2007 All-Ireland Senior Club Hurling Championship Final
- Event: 2006–07 All-Ireland Senior Club Hurling Championship
| Ballyhale Shamrocks | Loughrea |
| 3-12 | 2-8 |
- Date: 17 March 2007
- Venue: Croke Park, Dublin
- Man of the Match: Michael Fennelly
- Referee: Diarmuid Kirwan (Cork)
- Attendance: 25,285

= 2007 All-Ireland Senior Club Hurling Championship final =

The 2007 All-Ireland Senior Club Hurling Championship final was a hurling match played at Croke Park on 17 March 2007 to determine the winners of the 2006–07 All-Ireland Senior Club Hurling Championship, the 37th season of the All-Ireland Senior Club Hurling Championship, a tournament organised by the Gaelic Athletic Association for the champion clubs of the four provinces of Ireland. The final was contested by Ballyhale Shamrocks of Kilkenny and Loughrea of Galway, with Ballyhale Shamrocks winning by 3-12 to 2-8.

The All-Ireland final was a unique occasion as it was the first ever championship meeting between Ballyhale Shamrocks and Loughrea. It remains their only clash in the All-Ireland series. Ballyhale Shamrocks were hoping to win a record-breaking fifth All-Ireland title while Loughrea were appearing in their first decider.

Loughrea made a brilliant start to the game and they led by double-scores after ten minutes thanks to good work from Ken Colleran (0-2), John O'Loughlin and Johnny Maher. Ballyhale Shamrocks were quick to race into gear with five points on the trot with Michael Fennelly, T. J. Reid and Patrick Reid and Henry Shefflin all on target. These scores gave Ballyhale a 0-7 to 0-4 advantage by the 19th-minute and a great run from T. J. Reid from 45 metres out resulted in the game's first goal as he had no hesitation in crashing the ball to the back of the Loughrea net.

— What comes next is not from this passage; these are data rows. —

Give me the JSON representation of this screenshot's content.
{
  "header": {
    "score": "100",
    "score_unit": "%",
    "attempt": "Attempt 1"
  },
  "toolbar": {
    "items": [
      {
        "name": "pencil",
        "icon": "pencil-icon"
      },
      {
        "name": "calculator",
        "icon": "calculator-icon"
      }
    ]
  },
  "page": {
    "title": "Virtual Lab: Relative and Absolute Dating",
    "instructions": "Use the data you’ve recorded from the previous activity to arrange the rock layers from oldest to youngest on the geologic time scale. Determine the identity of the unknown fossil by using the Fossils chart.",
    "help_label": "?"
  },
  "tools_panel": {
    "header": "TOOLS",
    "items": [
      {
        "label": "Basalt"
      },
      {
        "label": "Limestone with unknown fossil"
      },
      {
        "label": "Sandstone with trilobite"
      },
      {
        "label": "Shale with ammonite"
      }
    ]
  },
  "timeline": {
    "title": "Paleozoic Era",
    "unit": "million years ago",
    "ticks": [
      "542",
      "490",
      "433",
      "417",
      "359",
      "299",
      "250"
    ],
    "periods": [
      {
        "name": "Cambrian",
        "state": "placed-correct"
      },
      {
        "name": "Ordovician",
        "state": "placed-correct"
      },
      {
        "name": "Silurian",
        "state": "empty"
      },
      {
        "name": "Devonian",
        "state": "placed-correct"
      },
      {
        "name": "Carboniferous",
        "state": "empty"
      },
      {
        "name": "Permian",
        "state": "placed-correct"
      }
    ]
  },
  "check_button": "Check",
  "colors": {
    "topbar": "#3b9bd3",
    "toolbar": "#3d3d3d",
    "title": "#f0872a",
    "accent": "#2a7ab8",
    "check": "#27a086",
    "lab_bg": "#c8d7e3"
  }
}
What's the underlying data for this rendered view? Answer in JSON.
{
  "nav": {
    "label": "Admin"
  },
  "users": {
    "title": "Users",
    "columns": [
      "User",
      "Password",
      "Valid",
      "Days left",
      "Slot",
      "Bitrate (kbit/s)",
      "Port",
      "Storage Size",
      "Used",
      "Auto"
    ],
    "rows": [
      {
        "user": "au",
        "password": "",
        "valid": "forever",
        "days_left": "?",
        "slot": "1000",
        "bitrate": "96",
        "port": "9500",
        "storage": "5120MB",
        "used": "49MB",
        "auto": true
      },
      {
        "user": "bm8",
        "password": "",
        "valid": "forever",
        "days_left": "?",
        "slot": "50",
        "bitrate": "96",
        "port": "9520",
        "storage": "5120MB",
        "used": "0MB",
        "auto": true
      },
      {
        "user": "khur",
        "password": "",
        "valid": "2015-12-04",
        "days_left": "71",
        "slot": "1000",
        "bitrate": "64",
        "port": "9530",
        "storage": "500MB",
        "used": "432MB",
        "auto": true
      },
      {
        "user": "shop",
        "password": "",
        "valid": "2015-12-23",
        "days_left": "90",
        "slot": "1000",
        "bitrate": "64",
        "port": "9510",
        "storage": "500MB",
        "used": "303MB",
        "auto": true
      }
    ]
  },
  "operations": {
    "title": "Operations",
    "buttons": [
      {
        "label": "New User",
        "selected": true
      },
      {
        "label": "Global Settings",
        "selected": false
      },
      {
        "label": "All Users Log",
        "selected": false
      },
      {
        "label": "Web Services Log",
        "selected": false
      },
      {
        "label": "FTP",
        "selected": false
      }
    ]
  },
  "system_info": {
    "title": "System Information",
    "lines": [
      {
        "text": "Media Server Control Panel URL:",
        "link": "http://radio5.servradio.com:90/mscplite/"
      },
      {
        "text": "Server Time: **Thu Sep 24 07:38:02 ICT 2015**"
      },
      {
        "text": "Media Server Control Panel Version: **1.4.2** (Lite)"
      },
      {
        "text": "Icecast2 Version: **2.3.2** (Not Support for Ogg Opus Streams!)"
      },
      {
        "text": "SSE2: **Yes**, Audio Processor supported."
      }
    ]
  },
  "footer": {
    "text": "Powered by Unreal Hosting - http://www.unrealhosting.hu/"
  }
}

The Kilkenny and Leinster champions held a 1-9 to 0-7 lead at the interval and quickly built on this on the restart as full-forward Patrick Reid rifled the ball to the net. Henry Shefflin ensured that the gap was quickly extended to ten points. However, scores were suddenly at a premium and Loughrea were also keen on making a comeback. In the closing quarter, Loughrea owned possession but struggled to get scores on the board but they did manage two fine goals with Vinnie and Johnny Maher both crashing to the net. Ballyhale were also goal-hungry and T. J. Reid found the net in the 64th minute to seal a memorable 3-12 to 2-8 victory.

Ballyhale's All-Ireland victory was their first since 1990. The win gave them their fifth All-Ireland title over all and put them as outright leaders on the all-time roll of honour.

==Match==
===Details===
17 March 2007
Ballyhale Shamrocks 3-12 - 2-8 Loughrea
  Ballyhale Shamrocks : TJ Reid 2-2; P. Reid 1-2; E. Reid 0-3; H. Shefflin 0-3 (all frees); M. Fennelly, M. Aylward, 0-1 each.
   Loughrea: J. Maher 1-3 (1-1 frees, 0-1 65); V. Maher 1-0; K. Colleran 0-2; J. O’Loughlin 0-2; B. Dooley 0-1.